Sunday, December 9, 2012

The children of the King by Sonya Hartnett

When you pick up a book by Sonya Hartnett you know you are in the safe hands of a master story teller.  Sonya Hartnett seems to get right inside her characters and landscapes.

Most of the action takes place in the final chapters of this book but I did enjoy the slow build up. I agree with Maurice Saxby when he says "the characterization, free of present-day-gimmicks, has all the solid qualities of an English novel at its best. The same can be said of the style, in that every page has a telling phrase, a startling image that carries weighty implications."

The setting for this book in London in World War Two with the blitz about to begin.  Cecily Lockwood aged twelve, her brother Jeremy aged fourteen and their mother Heloise leave London for the safety of the North country moving to the estate Heron Hall  the home of Uncle Peregrine brother to their father who stays behind in London to assist (in some undisclosed way) with the war effort.

Travelling on the train with the family are a large number of children who are being evacuated out of London and sent to live with strangers in the country.  Here is a description of the station :
"The village station was usually a lonely place, having been built too ambitiously for the town it served; normally five or six souls wandered the oversized platform, and the distances between them could be so vast that they might each have been waiting for different trains on different days. .... but perhaps the grandiose station had been built, so long ago, for this singular day."

Cecily watches the bewildered children as they are herded off the train and into the local town hall and then she sees the children being led one or two at a time away from the town hall by different women and a few men. "Cecily's heart stretched its tether" and she asks her mother if they can take a child, an evacuee, to Heron Hall.  Jeremy joins in with rational arguments supporting this idea and so they go into the town hall and Cecily 'selects a child' a little girl called May Bright aged ten.

The three children settle into life at Heron Hall and one day the girls wander off to explore the ruins of a castle which is on the estate.  While they are there they meet two boys and a sharp reader will immediately see that things are not quite as they seem.  At the same time Uncle Peregrine has agreed to tell the children the story of this castle.
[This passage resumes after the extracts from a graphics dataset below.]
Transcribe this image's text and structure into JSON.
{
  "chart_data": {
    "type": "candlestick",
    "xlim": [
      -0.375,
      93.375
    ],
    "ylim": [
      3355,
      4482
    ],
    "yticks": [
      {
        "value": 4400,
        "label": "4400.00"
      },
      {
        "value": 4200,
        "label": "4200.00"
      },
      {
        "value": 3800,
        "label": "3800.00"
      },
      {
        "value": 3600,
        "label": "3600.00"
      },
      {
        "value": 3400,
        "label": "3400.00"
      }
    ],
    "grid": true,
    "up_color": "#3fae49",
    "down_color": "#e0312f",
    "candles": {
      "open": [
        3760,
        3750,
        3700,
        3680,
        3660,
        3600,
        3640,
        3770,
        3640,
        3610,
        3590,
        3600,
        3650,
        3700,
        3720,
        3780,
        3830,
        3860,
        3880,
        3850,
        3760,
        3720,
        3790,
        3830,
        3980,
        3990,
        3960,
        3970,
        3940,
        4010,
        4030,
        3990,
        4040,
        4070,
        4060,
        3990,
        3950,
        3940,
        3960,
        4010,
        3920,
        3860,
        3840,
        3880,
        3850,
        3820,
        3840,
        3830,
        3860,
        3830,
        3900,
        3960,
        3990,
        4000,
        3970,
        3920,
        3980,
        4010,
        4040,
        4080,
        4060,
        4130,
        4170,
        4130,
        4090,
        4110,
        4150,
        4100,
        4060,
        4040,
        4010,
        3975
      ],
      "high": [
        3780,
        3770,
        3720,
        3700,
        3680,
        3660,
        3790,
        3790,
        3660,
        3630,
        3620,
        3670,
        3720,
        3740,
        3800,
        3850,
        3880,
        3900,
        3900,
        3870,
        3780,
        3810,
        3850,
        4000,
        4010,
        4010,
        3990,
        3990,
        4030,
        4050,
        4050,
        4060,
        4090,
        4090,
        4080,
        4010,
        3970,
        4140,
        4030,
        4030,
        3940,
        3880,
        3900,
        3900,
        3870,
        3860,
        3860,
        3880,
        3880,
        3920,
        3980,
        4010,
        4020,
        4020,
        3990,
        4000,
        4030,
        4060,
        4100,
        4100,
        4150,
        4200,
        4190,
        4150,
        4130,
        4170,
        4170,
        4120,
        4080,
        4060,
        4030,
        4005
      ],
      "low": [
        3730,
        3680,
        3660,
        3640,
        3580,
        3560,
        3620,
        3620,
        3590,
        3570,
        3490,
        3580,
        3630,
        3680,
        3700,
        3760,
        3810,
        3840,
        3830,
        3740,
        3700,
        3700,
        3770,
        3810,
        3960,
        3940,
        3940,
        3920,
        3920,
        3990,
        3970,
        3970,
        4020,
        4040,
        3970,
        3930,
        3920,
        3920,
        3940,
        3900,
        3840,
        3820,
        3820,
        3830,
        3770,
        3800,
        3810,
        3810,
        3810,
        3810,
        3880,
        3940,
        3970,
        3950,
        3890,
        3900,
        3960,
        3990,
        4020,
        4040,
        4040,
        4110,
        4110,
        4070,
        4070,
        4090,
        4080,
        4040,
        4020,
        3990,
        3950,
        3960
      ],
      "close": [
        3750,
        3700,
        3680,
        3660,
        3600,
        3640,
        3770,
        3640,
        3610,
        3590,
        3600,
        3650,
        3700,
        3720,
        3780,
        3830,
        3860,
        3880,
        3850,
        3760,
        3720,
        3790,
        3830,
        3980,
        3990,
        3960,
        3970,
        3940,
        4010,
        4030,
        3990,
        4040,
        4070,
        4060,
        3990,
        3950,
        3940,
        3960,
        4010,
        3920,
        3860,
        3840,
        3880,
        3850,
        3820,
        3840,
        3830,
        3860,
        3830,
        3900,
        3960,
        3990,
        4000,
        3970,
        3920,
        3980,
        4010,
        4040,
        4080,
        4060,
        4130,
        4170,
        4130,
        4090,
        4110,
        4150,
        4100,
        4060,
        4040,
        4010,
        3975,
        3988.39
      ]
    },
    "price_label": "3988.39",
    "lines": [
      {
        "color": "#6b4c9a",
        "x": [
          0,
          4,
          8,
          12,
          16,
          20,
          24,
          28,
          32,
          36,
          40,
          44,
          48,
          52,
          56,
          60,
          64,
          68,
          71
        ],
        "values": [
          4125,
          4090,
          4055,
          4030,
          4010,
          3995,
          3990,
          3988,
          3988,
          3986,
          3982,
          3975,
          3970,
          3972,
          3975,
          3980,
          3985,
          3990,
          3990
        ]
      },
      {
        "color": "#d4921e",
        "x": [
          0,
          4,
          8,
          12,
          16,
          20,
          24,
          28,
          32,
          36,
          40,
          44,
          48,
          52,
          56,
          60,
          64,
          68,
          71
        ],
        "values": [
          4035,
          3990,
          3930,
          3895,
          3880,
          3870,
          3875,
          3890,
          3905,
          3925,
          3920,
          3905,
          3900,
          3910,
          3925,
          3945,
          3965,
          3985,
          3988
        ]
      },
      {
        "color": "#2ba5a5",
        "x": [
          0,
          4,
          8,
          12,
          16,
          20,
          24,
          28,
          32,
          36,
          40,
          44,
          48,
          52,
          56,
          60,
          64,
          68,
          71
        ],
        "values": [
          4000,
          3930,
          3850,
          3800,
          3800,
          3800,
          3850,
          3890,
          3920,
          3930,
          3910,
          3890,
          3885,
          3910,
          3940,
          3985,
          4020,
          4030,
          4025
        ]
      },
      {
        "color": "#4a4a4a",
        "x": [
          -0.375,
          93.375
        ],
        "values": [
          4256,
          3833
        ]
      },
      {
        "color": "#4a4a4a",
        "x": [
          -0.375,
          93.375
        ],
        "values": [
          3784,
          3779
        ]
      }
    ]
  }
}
It is the story of King Richard and power and two small boys who are locked in a tower - perhaps you recognise this story from history.

This is a story primarily about Cecily, who is a fairly precocious little girl but ultimately it is Jeremy undergoes a transformation.  As a fourteen year old boy he is desperate to be useful to the war effort but of course too young. He is a very intelligent boy and he feels trapped by life at his uncle's estate.  He wants to fight, he wants to be with his father in London and above all he wants to be part of the action so he can understand this war.

Here is an example to show how Sonya Harnett really gets into the psychology of her characters.  Heloise becomes so furious with Jeremy one evening she threatens to send him away to boarding school.  Cecily finds her brother and tries to comfort him :

"In common with most siblings, Jeremy and Cecily Lockwood had a thousand grievances against one another.  But, again in common, for one to realise the other was hurt roused a lion-like concern and sympathy ... Despair had overtaken him so thoroughly that he couldn't make the traditional denial of anything being wrong.  He wiped his face but the tears kept dropping as they will when a heart has received a deep wound."

Here is an excellent review from the Sydney Morning Heraldone in the Age and here is an interview with Sonya Hartnett about this book - I recommend reading this.  This is a book for Upper Primary students and their parents and after reading this one you should look for Midnight Zoo and The Silver Donkey.